Earlier this year it was revealed that some hospitals had seen up to 40 per cent increases in income from private patients.
When NHS hospitals are encouraged by government policy to offer almost half of their services to private patients, I think it’s fair to use the word ‘privatisation’.
If this is contentious, then what proportion of hospital beds must be filled with private patients before journalists such as Camilla Cavendish concede that the NHS is indeed being gradually privatised?
The irony in the current government’s attitude towards the NHS is striking. Consider the pre-election promise that guaranteed ‘no top-down reorganisation’, followed a year later with the largest piece of health legislation since the NHS was founded.
Or the irony of introducing reform supposedly designed to empower doctors in decision-making, while ignoring the medical profession’s almost unanimous opposition to the changes.
But the most insidious lie is the idea that privatisation isn’t taking place, at a time when NHS contracts are being offered to private companies and hospitals encouraged to welcome fee-paying patients to a greater extent than ever before.
Whether the involvement of the private sector in healthcare should be resisted or welcomed is a different question. But it’s clear that the government’s changes to the NHS cannot be re-branded as anything other than privatisation.

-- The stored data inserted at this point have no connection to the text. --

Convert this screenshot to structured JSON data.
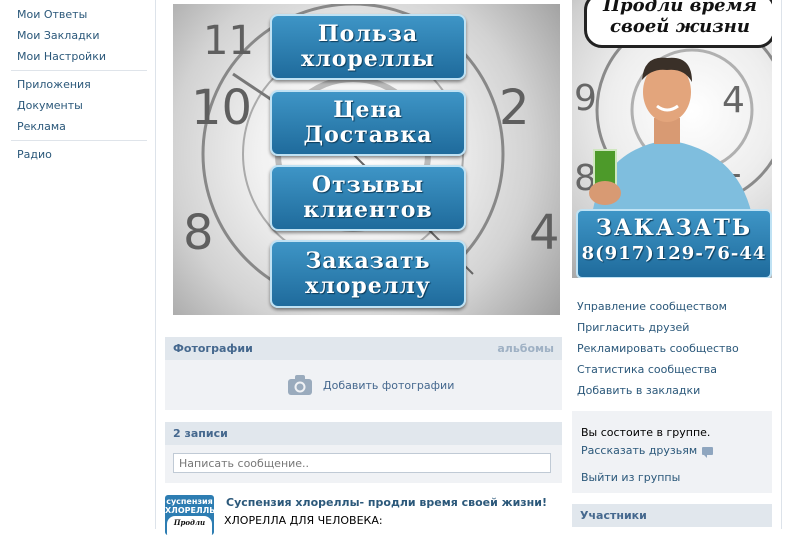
{
  "left_nav": {
    "items": [
      "Мои Ответы",
      "Мои Закладки",
      "Мои Настройки"
    ],
    "items2": [
      "Приложения",
      "Документы",
      "Реклама"
    ],
    "items3": [
      "Радио"
    ]
  },
  "menu_graphic": {
    "buttons": [
      {
        "line1": "Польза",
        "line2": "хлореллы"
      },
      {
        "line1": "Цена",
        "line2": "Доставка"
      },
      {
        "line1": "Отзывы",
        "line2": "клиентов"
      },
      {
        "line1": "Заказать",
        "line2": "хлореллу"
      }
    ]
  },
  "avatar": {
    "slogan_line1": "Продли время",
    "slogan_line2": "своей жизни",
    "order_label": "ЗАКАЗАТЬ",
    "phone": "8(917)129-76-44"
  },
  "actions": [
    "Управление сообществом",
    "Пригласить друзей",
    "Рекламировать сообщество",
    "Статистика сообщества",
    "Добавить в закладки"
  ],
  "photos": {
    "title": "Фотографии",
    "albums_link": "альбомы",
    "add_label": "Добавить фотографии"
  },
  "wall": {
    "count_label": "2 записи",
    "input_placeholder": "Написать сообщение..",
    "post_thumb_line1": "суспензия",
    "post_thumb_line2": "ХЛОРЕЛЛЫ",
    "post_thumb_line3": "Продли время",
    "post_title": "Суспензия хлореллы- продли время своей жизни!",
    "post_text": "ХЛОРЕЛЛА ДЛЯ ЧЕЛОВЕКА:"
  },
  "membership": {
    "status": "Вы состоите в группе.",
    "share_label": "Рассказать друзьям",
    "leave_label": "Выйти из группы"
  },
  "members": {
    "title": "Участники"
  }
}
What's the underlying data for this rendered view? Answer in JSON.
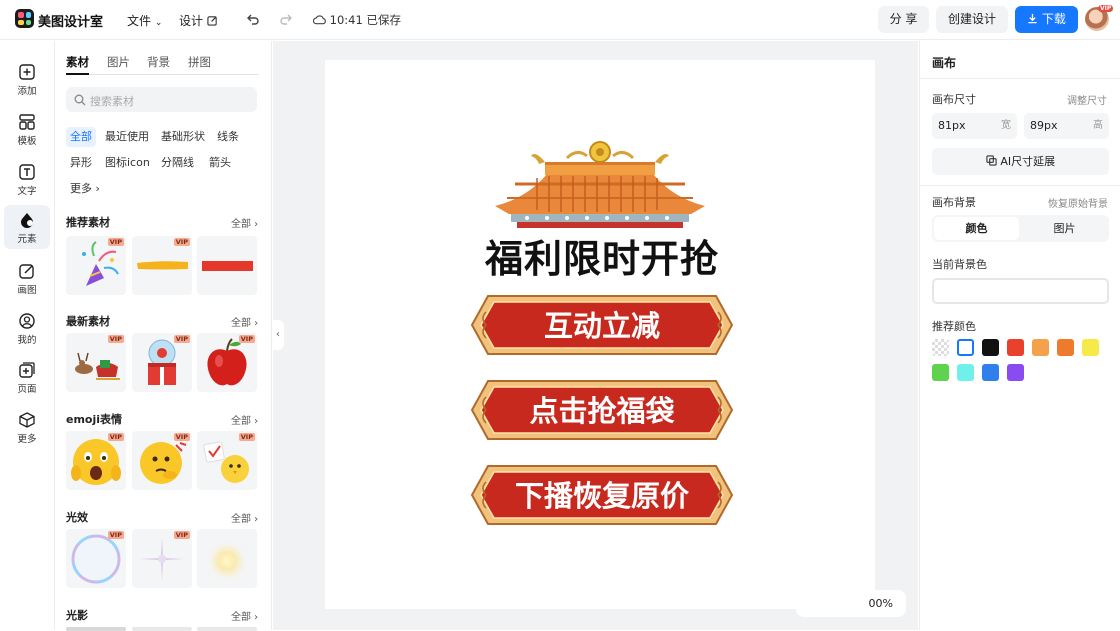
{
  "header": {
    "brand": "美图设计室",
    "menu_file": "文件",
    "menu_design": "设计",
    "save_status": "10:41 已保存",
    "share_label": "分 享",
    "create_label": "创建设计",
    "download_label": "下载",
    "avatar_badge": "VIP"
  },
  "left_rail": {
    "items": [
      {
        "label": "添加",
        "icon": "plus-square-icon"
      },
      {
        "label": "模板",
        "icon": "layout-icon"
      },
      {
        "label": "文字",
        "icon": "text-icon"
      },
      {
        "label": "元素",
        "icon": "shapes-icon"
      },
      {
        "label": "画图",
        "icon": "pencil-icon"
      },
      {
        "label": "我的",
        "icon": "user-icon"
      },
      {
        "label": "页面",
        "icon": "add-page-icon"
      },
      {
        "label": "更多",
        "icon": "cube-icon"
      }
    ],
    "active_index": 3
  },
  "panel": {
    "tabs": [
      "素材",
      "图片",
      "背景",
      "拼图"
    ],
    "search_placeholder": "搜索素材",
    "chips": [
      "全部",
      "最近使用",
      "基础形状",
      "线条",
      "异形",
      "图标icon",
      "分隔线",
      "箭头",
      "更多"
    ],
    "all_label": "全部",
    "vip": "VIP",
    "sections": [
      {
        "title": "推荐素材",
        "items": [
          "party-popper",
          "yellow-brush-stroke",
          "red-bar"
        ]
      },
      {
        "title": "最新素材",
        "items": [
          "reindeer-sleigh",
          "gift-box",
          "red-apple"
        ]
      },
      {
        "title": "emoji表情",
        "items": [
          "scared-face",
          "thinking-face",
          "chick-sticker"
        ]
      },
      {
        "title": "光效",
        "items": [
          "bubble-ring",
          "sparkle-cross",
          "soft-glow"
        ]
      },
      {
        "title": "光影",
        "items": []
      }
    ]
  },
  "canvas": {
    "title": "福利限时开抢",
    "buttons": [
      "互动立减",
      "点击抢福袋",
      "下播恢复原价"
    ],
    "zoom_label": "00%"
  },
  "right_panel": {
    "title": "画布",
    "size_label": "画布尺寸",
    "adjust_label": "调整尺寸",
    "width_value": "81px",
    "width_unit": "宽",
    "height_value": "89px",
    "height_unit": "高",
    "ai_extend": "AI尺寸延展",
    "bg_label": "画布背景",
    "restore_label": "恢复原始背景",
    "tab_color": "颜色",
    "tab_image": "图片",
    "current_bg_label": "当前背景色",
    "recommended_label": "推荐颜色",
    "swatches": [
      "transparent",
      "#ffffff",
      "#111111",
      "#e8412c",
      "#f3a24b",
      "#ee7a2e",
      "#f6e94a",
      "#5fd24f",
      "#6ff0ea",
      "#2f80ed",
      "#8a4cf0"
    ]
  },
  "colors": {
    "accent": "#1677ff",
    "button_red": "#c8291f",
    "button_gold": "#f1c27d"
  }
}
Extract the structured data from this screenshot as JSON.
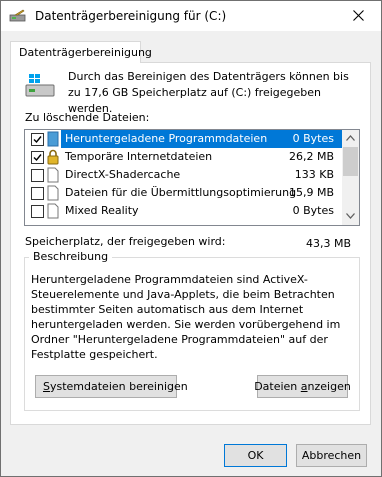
{
  "window": {
    "title": "Datenträgerbereinigung für  (C:)",
    "close_icon": "close-icon"
  },
  "tab": {
    "label": "Datenträgerbereinigung"
  },
  "intro": {
    "text": "Durch das Bereinigen des Datenträgers können bis zu 17,6 GB Speicherplatz auf  (C:) freigegeben werden."
  },
  "files_label": "Zu löschende Dateien:",
  "files": [
    {
      "name": "Heruntergeladene Programmdateien",
      "size": "0 Bytes",
      "checked": true,
      "selected": true,
      "icon": "folder-icon"
    },
    {
      "name": "Temporäre Internetdateien",
      "size": "26,2 MB",
      "checked": true,
      "selected": false,
      "icon": "lock-icon"
    },
    {
      "name": "DirectX-Shadercache",
      "size": "133 KB",
      "checked": false,
      "selected": false,
      "icon": "file-icon"
    },
    {
      "name": "Dateien für die Übermittlungsoptimierung",
      "size": "15,9 MB",
      "checked": false,
      "selected": false,
      "icon": "file-icon"
    },
    {
      "name": "Mixed Reality",
      "size": "0 Bytes",
      "checked": false,
      "selected": false,
      "icon": "file-icon"
    }
  ],
  "space": {
    "label": "Speicherplatz, der freigegeben wird:",
    "value": "43,3 MB"
  },
  "description": {
    "legend": "Beschreibung",
    "text": "Heruntergeladene Programmdateien sind ActiveX-Steuerelemente und Java-Applets, die beim Betrachten bestimmter Seiten automatisch aus dem Internet heruntergeladen werden. Sie werden vorübergehend im Ordner \"Heruntergeladene Programmdateien\" auf der Festplatte gespeichert."
  },
  "buttons": {
    "system_prefix": "S",
    "system_rest": "ystemdateien bereinigen",
    "view_prefix": "Dateien ",
    "view_underline": "a",
    "view_rest": "nzeigen",
    "ok": "OK",
    "cancel": "Abbrechen"
  },
  "colors": {
    "selection": "#0078d7",
    "accent_border": "#0078d7"
  }
}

Only when both sides drop their emotive rhetoric, and instead start scrutinising legislation, will this be realised.
George Gillet is a medical student and blogger. Read his blog here, and follow him on Twitter
35 Responses to “Why it’s dishonest to claim that the NHS isn’t being privatised”
treborc1
God this site has been taken over by Tories and New labour .
Sadly the NHS which New labour tried to take down the privatisation route has changed people views I cannot for the life of me get an NHS dentist for example and now get use to not going, if I get toothache pay the emergency dentist who takes it out even if it can be saved.

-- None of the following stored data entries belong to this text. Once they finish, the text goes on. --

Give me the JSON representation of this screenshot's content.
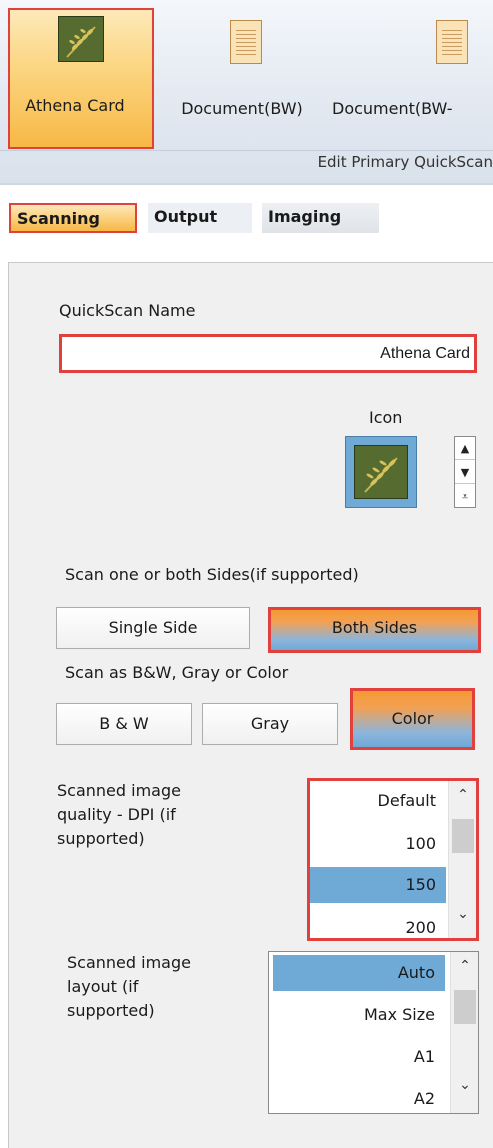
{
  "ribbon": {
    "items": [
      {
        "label": "Athena Card"
      },
      {
        "label": "Document(BW)"
      },
      {
        "label": "Document(BW-"
      }
    ],
    "group_label": "Edit Primary QuickScan"
  },
  "tabs": [
    {
      "label": "Scanning"
    },
    {
      "label": "Output"
    },
    {
      "label": "Imaging"
    }
  ],
  "form": {
    "name_label": "QuickScan Name",
    "name_value": "Athena Card",
    "icon_label": "Icon",
    "sides_label": "Scan one or both Sides(if supported)",
    "sides_options": [
      "Single Side",
      "Both Sides"
    ],
    "sides_selected": "Both Sides",
    "color_label": "Scan as B&W, Gray or Color",
    "color_options": [
      "B & W",
      "Gray",
      "Color"
    ],
    "color_selected": "Color",
    "dpi_label_lines": [
      "Scanned image",
      "quality - DPI (if",
      "supported)"
    ],
    "dpi_options": [
      "Default",
      "100",
      "150",
      "200"
    ],
    "dpi_selected": "150",
    "layout_label_lines": [
      "Scanned image",
      "layout (if",
      "supported)"
    ],
    "layout_options": [
      "Auto",
      "Max Size",
      "A1",
      "A2"
    ],
    "layout_selected": "Auto"
  },
  "colors": {
    "highlight_border": "#e0413c",
    "selection_blue": "#6fa9d6",
    "active_orange": "#f7b846"
  }
}
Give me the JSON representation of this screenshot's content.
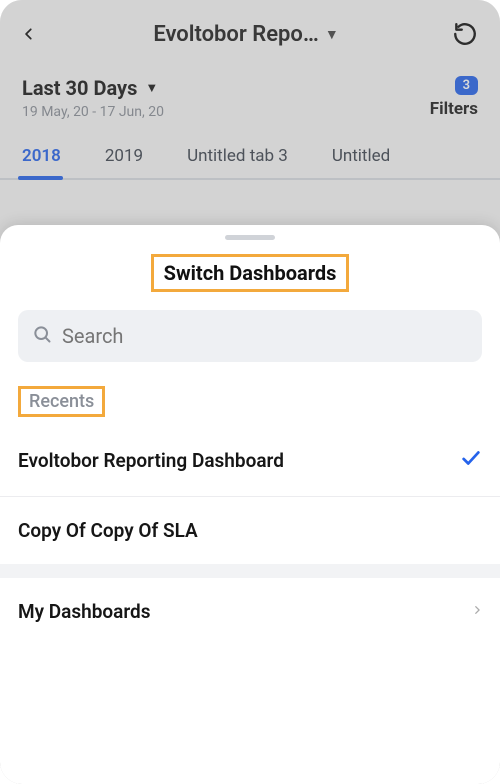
{
  "header": {
    "title": "Evoltobor Repo…"
  },
  "range": {
    "label": "Last 30 Days",
    "dates": "19 May, 20 - 17 Jun, 20"
  },
  "filters": {
    "count": "3",
    "label": "Filters"
  },
  "tabs": [
    {
      "label": "2018",
      "active": true
    },
    {
      "label": "2019",
      "active": false
    },
    {
      "label": "Untitled tab 3",
      "active": false
    },
    {
      "label": "Untitled",
      "active": false
    }
  ],
  "sheet": {
    "title": "Switch Dashboards",
    "search_placeholder": "Search",
    "recents_label": "Recents",
    "recents": [
      {
        "label": "Evoltobor Reporting Dashboard",
        "selected": true
      },
      {
        "label": "Copy Of Copy Of SLA",
        "selected": false
      }
    ],
    "my_dashboards_label": "My Dashboards"
  }
}
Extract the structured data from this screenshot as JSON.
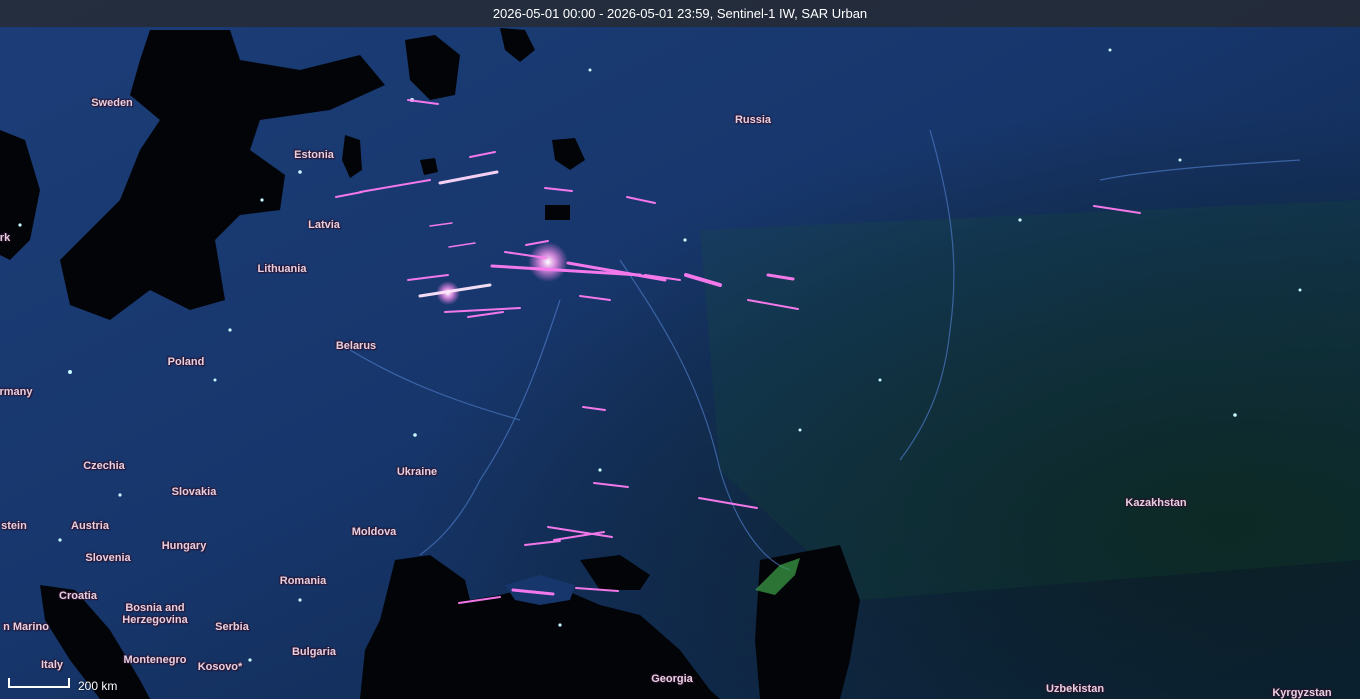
{
  "title": "2026-05-01 00:00 - 2026-05-01 23:59, Sentinel-1 IW,  SAR Urban",
  "scale_label": "200 km",
  "colors": {
    "land": "#1c3f7a",
    "water": "#020408",
    "urban_highlight": "#ff7cf2",
    "vegetation": "#1f6a2a"
  },
  "labels": {
    "sweden": "Sweden",
    "estonia": "Estonia",
    "latvia": "Latvia",
    "lithuania": "Lithuania",
    "russia": "Russia",
    "belarus": "Belarus",
    "poland": "Poland",
    "germany": "rmany",
    "czechia": "Czechia",
    "slovakia": "Slovakia",
    "austria": "Austria",
    "liechtenstein": "stein",
    "ukraine": "Ukraine",
    "moldova": "Moldova",
    "hungary": "Hungary",
    "slovenia": "Slovenia",
    "croatia": "Croatia",
    "romania": "Romania",
    "bosnia": "Bosnia and\nHerzegovina",
    "serbia": "Serbia",
    "san_marino": "n Marino",
    "montenegro": "Montenegro",
    "kosovo": "Kosovo*",
    "bulgaria": "Bulgaria",
    "italy": "Italy",
    "georgia": "Georgia",
    "kazakhstan": "Kazakhstan",
    "uzbekistan": "Uzbekistan",
    "kyrgyzstan": "Kyrgyzstan",
    "denmark": "rk"
  }
}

People in the main who are middle class who earn above the £38,000 would be willing to pay insurance UNUM Provident I’m sure will be happy.
My hospital was up for closure in 2007 we marched through town with about 1000 people with Unions banners flying, last year we marched to say it and 80 people marched .
Pe4ople are now getting sick of the use of the NHS by all parties we all know Blair and Brown were willing to allow the yanks to take a shares so are the EU so for me the fight is over what happen happens I’m sure that MP’s and Minister will have BUPA paid for them.
Robbie
Come on, you can’t sincerely think that paying employees wages is the same as peoples I’ll health generating company profits? Yes optical care, dental care and prescriptions have been partially private (meaning the NHS is no longer free at the point of care) but the costs for these have been steadily rising and qualifying to get them free has been increasingly difficult. Braces are a new thing that you now pay for, they were free when I got them but my sisters braces were £1500!
Robbie
These are not the only options. We learnt about the NHS in my course (Podiatry) and whole sections are dedicated to overseeing private contracts and making them fairer. Getting rid of these parts would save money! Not to mention that healthier happier societies generally require less health care. The year of the financial crisis (2008) so an increase in spending as people lost money and therefore become unhappy, stressed, and more likely to drink, smoke, eat badly etc…
John Devine
The extra money going into the NHS every year is what is needed to pay for the PFI hospitals. It does not reach the ‘frontline’ of healthcare. Somewhere in the region of 118 PFIs at some £5 to 6 M per month each adds up to a lot of front line staff having to be cut from the budget !
Paul Lawrence Hayes
It’s not just NHS privatisation. [At least] the appalling austerity and ‘welfare reform’ policies have been facilitated largely by deceit too. The UK is in a very dark place now. It’s a democracy, Jim, but not as we knew it.